Je n’ai jamais ressenti ça… La seule impression que j’avais, c’était de composer de la musique. Il y avait juste ces sons que j’aimais entendre et concevoir. D’une certaine manière, c’est comme si j’entends la musique. Et parfois, ça transparaît dans ce que je fais. Je ne songeais pas vraiment au fait d’établir quoi que ce soit. Mais je m’efforce toujours de trouver une nouvelle façon de créer. Mes premiers scores semblaient certainement très authentiques et ambitieux. Dans un sens, ils me reflétaient à cette époque.

Et aujourd’hui ? Pensez-vous qu’on puisse parler de votre identité musicale comme l’on parle de la « Thomas Newman touch » ou du « Hans Zimmer sound » ?

Eh bien, dans mes rêves, peut-être… Je ne sais pas… J’essaie d’imaginer plein de choses différentes dans ma tête. Sauf que je ne suis pas en mesure de dire si j’y parviens ou non. Mais j’ai espoir que toutes mes bandes originales soient adaptées à leurs films et qu’elles ne puissent fonctionner nulle part ailleurs. Il me paraît absurde d’entendre un extrait de Gravity dans un autre film ; cela ne pourrait jamais bien s’intégrer ! C’est pour cette raison que j’essaie toujours de créer une musique qui semble avoir été fabriquée sur mesure pour fonctionner avec l’histoire du film. Alors oui, je suis certain que tous ces films contiennent tous une petite touche de moi.

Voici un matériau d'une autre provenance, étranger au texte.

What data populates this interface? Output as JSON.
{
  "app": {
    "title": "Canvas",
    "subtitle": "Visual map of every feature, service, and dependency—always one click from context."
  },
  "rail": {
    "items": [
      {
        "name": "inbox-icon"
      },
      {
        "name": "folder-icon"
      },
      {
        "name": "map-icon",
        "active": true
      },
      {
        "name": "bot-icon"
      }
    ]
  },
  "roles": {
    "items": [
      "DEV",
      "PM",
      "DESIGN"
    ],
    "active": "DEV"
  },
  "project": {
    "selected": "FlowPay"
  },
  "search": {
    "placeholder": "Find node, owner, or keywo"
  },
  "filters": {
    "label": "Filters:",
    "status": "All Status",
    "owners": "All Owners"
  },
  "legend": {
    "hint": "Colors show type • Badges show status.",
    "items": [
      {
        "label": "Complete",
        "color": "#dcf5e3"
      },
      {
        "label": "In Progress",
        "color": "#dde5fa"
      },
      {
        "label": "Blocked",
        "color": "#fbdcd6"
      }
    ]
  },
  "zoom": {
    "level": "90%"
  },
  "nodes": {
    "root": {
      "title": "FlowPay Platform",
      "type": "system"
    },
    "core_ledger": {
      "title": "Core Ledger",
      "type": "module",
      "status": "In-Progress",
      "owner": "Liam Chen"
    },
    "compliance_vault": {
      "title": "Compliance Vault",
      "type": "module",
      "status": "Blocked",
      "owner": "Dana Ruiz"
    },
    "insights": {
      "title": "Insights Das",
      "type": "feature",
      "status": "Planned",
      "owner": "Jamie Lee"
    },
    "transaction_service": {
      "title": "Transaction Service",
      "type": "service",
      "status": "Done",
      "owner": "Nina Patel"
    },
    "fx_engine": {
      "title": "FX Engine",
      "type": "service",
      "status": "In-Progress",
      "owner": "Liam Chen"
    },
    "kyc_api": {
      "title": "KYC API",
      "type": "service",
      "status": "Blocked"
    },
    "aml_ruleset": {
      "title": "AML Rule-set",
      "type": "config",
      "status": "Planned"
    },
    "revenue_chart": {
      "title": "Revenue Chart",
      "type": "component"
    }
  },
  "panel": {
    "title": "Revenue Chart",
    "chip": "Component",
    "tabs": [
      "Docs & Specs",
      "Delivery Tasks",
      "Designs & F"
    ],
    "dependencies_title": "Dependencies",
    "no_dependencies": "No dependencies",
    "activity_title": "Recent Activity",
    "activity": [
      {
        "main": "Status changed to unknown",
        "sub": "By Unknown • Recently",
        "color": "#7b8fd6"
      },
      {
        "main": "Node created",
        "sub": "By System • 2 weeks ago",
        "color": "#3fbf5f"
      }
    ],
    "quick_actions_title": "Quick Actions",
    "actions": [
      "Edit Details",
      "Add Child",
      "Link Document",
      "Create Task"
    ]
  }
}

Si les paysages électroniques nés de vos expérimentations sont caractéristiques de votre signature, on remarque aussi une forte présence vocale dans vos multiples univers sonores…

Pour être tout à fait honnête, je dois admettre que j’utilise probablement trop de voix ! Mais c’est toujours la première chose qui m’attire et qui me touche le plus émotionnellement. Quand j’étais enfant, je n’écoutais jamais de musiques de films. Je les remarquais dans E.T. ou d’autres films, mais je ne m’y suis jamais vraiment intéressé. Certaines personnes sont des fans obsessionnels de musiques de films, ce qui n’a jamais été mon cas. J’ai plutôt grandi avec la collection de disques de mes parents et la plupart de ce qui m’a ému provenait des voix. Aujourd’hui, c’est toujours ce qui m’enthousiasme le plus : j’adore les sessions où je travaille avec des chanteurs, où je joue avec une chorale, etc.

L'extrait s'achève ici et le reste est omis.